On iOS, the view will not change. If the first page fails to load, you will have a white screen.

On Android, you will have an ugly default error message like this one:

WebViews don't know how to open target="_blank" links

WebViews don't know how to handle links that are supposed to open a new browser window. You have to handle it. You can decide to stop the "new window" opening and load the page on the same WebView for example. But by default nothing will happen for those links.

iOS and security

iOS is — rightfully — very conservative regarding security. Apple added App Transport Security in iOS 9 to prevent loading unsecure content. If your website does not use a recent SSL certificate, you will have to disable ATS, which never is a good sign.

It is hard to make code generic

Since every page can be different, having different needs, it is hard to make code generic.
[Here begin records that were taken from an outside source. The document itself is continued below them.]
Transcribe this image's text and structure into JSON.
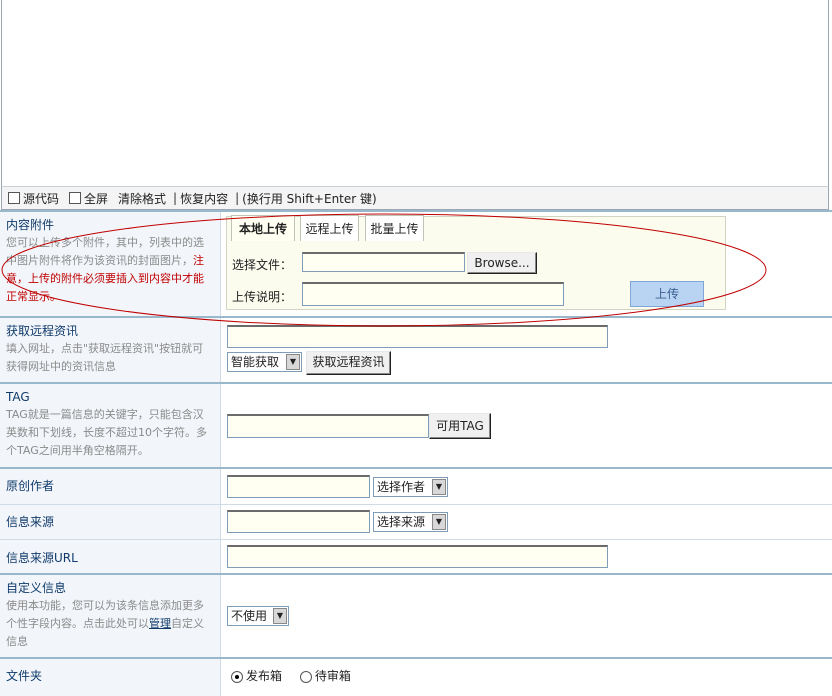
{
  "toolbar": {
    "source_code": "源代码",
    "fullscreen": "全屏",
    "clear_format": "清除格式",
    "separator": "|",
    "restore": "恢复内容",
    "line_hint": "(换行用 Shift+Enter 键)"
  },
  "attachment": {
    "title": "内容附件",
    "desc": "您可以上传多个附件，其中，列表中的选中图片附件将作为该资讯的封面图片，",
    "warning": "注意，上传的附件必须要插入到内容中才能正常显示。",
    "tabs": [
      "本地上传",
      "远程上传",
      "批量上传"
    ],
    "choose_file_label": "选择文件：",
    "browse_button": "Browse...",
    "upload_desc_label": "上传说明：",
    "upload_button": "上传"
  },
  "remote": {
    "title": "获取远程资讯",
    "desc": "填入网址，点击\"获取远程资讯\"按钮就可获得网址中的资讯信息",
    "mode_select": "智能获取",
    "fetch_button": "获取远程资讯"
  },
  "tag": {
    "title": "TAG",
    "desc": "TAG就是一篇信息的关键字，只能包含汉英数和下划线，长度不超过10个字符。多个TAG之间用半角空格隔开。",
    "available_button": "可用TAG"
  },
  "author": {
    "title": "原创作者",
    "select": "选择作者"
  },
  "source": {
    "title": "信息来源",
    "select": "选择来源"
  },
  "source_url": {
    "title": "信息来源URL"
  },
  "custom": {
    "title": "自定义信息",
    "desc_before": "使用本功能，您可以为该条信息添加更多个性字段内容。点击此处可以",
    "manage_link": "管理",
    "desc_after": "自定义信息",
    "select": "不使用"
  },
  "folder": {
    "title": "文件夹",
    "option_publish": "发布箱",
    "option_review": "待审箱",
    "selected": "发布箱"
  },
  "colors": {
    "accent_line": "#9ab8cc",
    "label_bg": "#f2f6fb",
    "title_text": "#103a6a",
    "warning_text": "#c00000",
    "annotation_ellipse": "#c00000"
  }
}
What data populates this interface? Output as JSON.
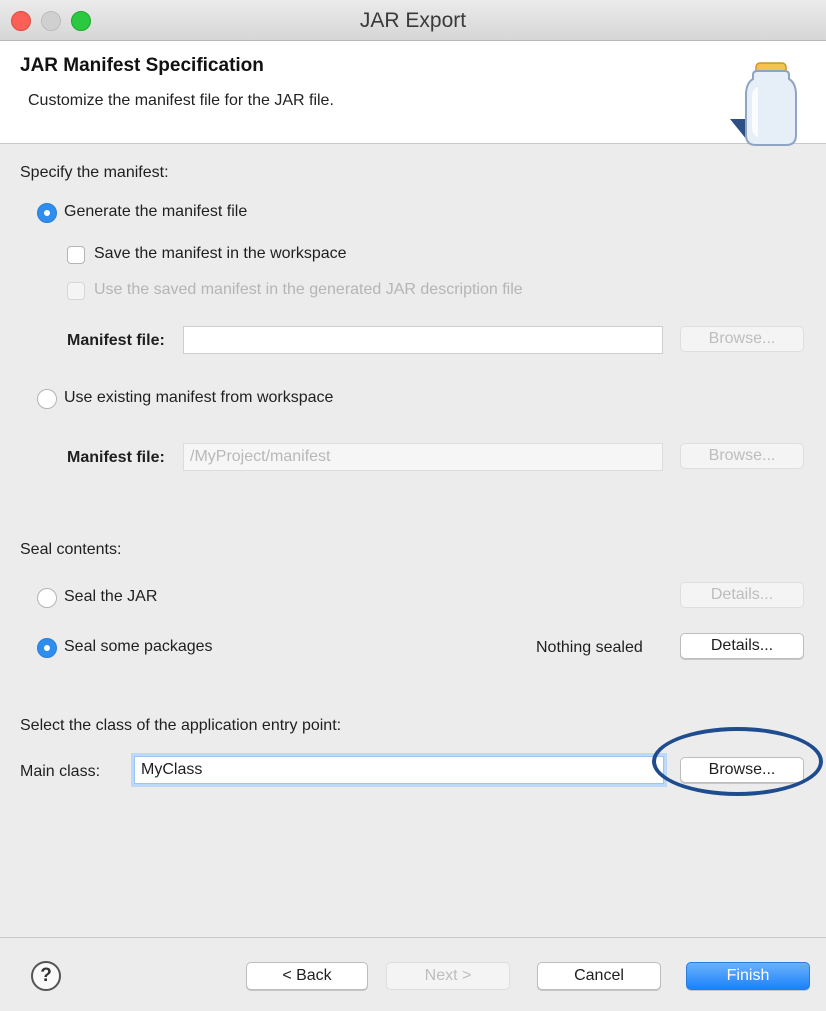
{
  "window": {
    "title": "JAR Export"
  },
  "header": {
    "title": "JAR Manifest Specification",
    "description": "Customize the manifest file for the JAR file."
  },
  "manifest": {
    "section_label": "Specify the manifest:",
    "generate_label": "Generate the manifest file",
    "generate_selected": true,
    "save_in_workspace_label": "Save the manifest in the workspace",
    "save_in_workspace_checked": false,
    "use_saved_label": "Use the saved manifest in the generated JAR description file",
    "use_saved_checked": false,
    "manifest_file_label": "Manifest file:",
    "manifest_file_value": "",
    "browse_label": "Browse...",
    "use_existing_label": "Use existing manifest from workspace",
    "use_existing_selected": false,
    "existing_manifest_file_label": "Manifest file:",
    "existing_manifest_file_value": "/MyProject/manifest",
    "existing_browse_label": "Browse..."
  },
  "seal": {
    "section_label": "Seal contents:",
    "seal_jar_label": "Seal the JAR",
    "seal_jar_selected": false,
    "seal_jar_details_label": "Details...",
    "seal_some_label": "Seal some packages",
    "seal_some_selected": true,
    "status": "Nothing sealed",
    "seal_some_details_label": "Details..."
  },
  "entry_point": {
    "section_label": "Select the class of the application entry point:",
    "main_class_label": "Main class:",
    "main_class_value": "MyClass",
    "browse_label": "Browse..."
  },
  "footer": {
    "help_glyph": "?",
    "back_label": "< Back",
    "next_label": "Next >",
    "cancel_label": "Cancel",
    "finish_label": "Finish"
  },
  "colors": {
    "accent": "#2f8ded",
    "annotation": "#1e4c8f"
  }
}
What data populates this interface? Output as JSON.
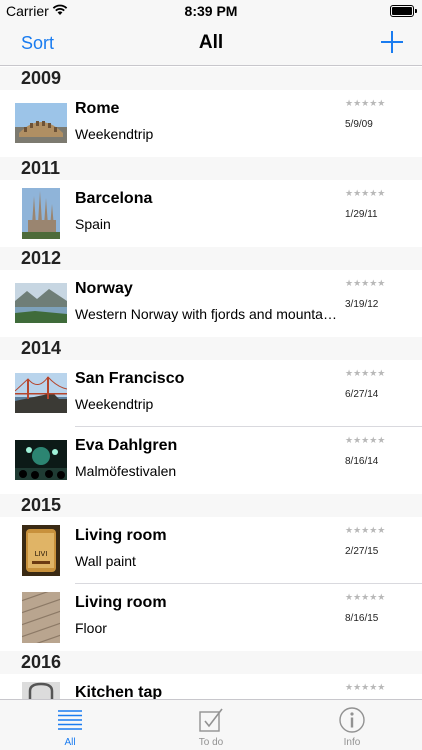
{
  "status_bar": {
    "carrier": "Carrier",
    "time": "8:39 PM"
  },
  "nav": {
    "sort_label": "Sort",
    "title": "All",
    "add_icon": "plus-icon"
  },
  "sections": [
    {
      "year": "2009",
      "items": [
        {
          "title": "Rome",
          "subtitle": "Weekendtrip",
          "date": "5/9/09",
          "rating": "★★★★★",
          "thumb": "colosseum"
        }
      ]
    },
    {
      "year": "2011",
      "items": [
        {
          "title": "Barcelona",
          "subtitle": "Spain",
          "date": "1/29/11",
          "rating": "★★★★★",
          "thumb": "sagrada"
        }
      ]
    },
    {
      "year": "2012",
      "items": [
        {
          "title": "Norway",
          "subtitle": "Western Norway with fjords and mountains",
          "date": "3/19/12",
          "rating": "★★★★★",
          "thumb": "fjord"
        }
      ]
    },
    {
      "year": "2014",
      "items": [
        {
          "title": "San Francisco",
          "subtitle": "Weekendtrip",
          "date": "6/27/14",
          "rating": "★★★★★",
          "thumb": "bridge"
        },
        {
          "title": "Eva Dahlgren",
          "subtitle": "Malmöfestivalen",
          "date": "8/16/14",
          "rating": "★★★★★",
          "thumb": "concert"
        }
      ]
    },
    {
      "year": "2015",
      "items": [
        {
          "title": "Living room",
          "subtitle": "Wall paint",
          "date": "2/27/15",
          "rating": "★★★★★",
          "thumb": "paint"
        },
        {
          "title": "Living room",
          "subtitle": "Floor",
          "date": "8/16/15",
          "rating": "★★★★★",
          "thumb": "floor"
        }
      ]
    },
    {
      "year": "2016",
      "items": [
        {
          "title": "Kitchen tap",
          "subtitle": "",
          "date": "",
          "rating": "★★★★★",
          "thumb": "tap"
        }
      ]
    }
  ],
  "tabs": [
    {
      "label": "All",
      "icon": "list-icon",
      "active": true
    },
    {
      "label": "To do",
      "icon": "checkbox-icon",
      "active": false
    },
    {
      "label": "Info",
      "icon": "info-icon",
      "active": false
    }
  ],
  "colors": {
    "accent": "#1a7cf0",
    "header_bg": "#f7f7f7",
    "inactive": "#929292"
  }
}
For a client, where we show two sub-pages of their website on different screens, we have two webview handlers because of the various needs.

Once you have thought through all these things and believe you can start coding your webview, you will discover that iOS and Android handle them differently.

There is a strong dependency on the website

Once you faced all challenges and your app is ready to ship, there is one last thing that you cannot control: You are displaying a website that you did not code, and that is most likely not managed by someone in your company.

If the website changes, there is a high chance that the webmaster doesn’t think of telling you. Mainly because he doesn’t think one change on the website is enough to mess up your app completely.

Conclusion

WebViews can be used for wrapping upon existing websites fast, but it is never "just" a WebView. There is some work to do to deliver the high quality that we promise at Liip. My advices for you:

  • Use Defensive programming.
  • List all features of each page with the client, and define the steps clearly, like for any native app.
  • Get in touch with the website developer and collaborate. Make sure they tell you when the website changes.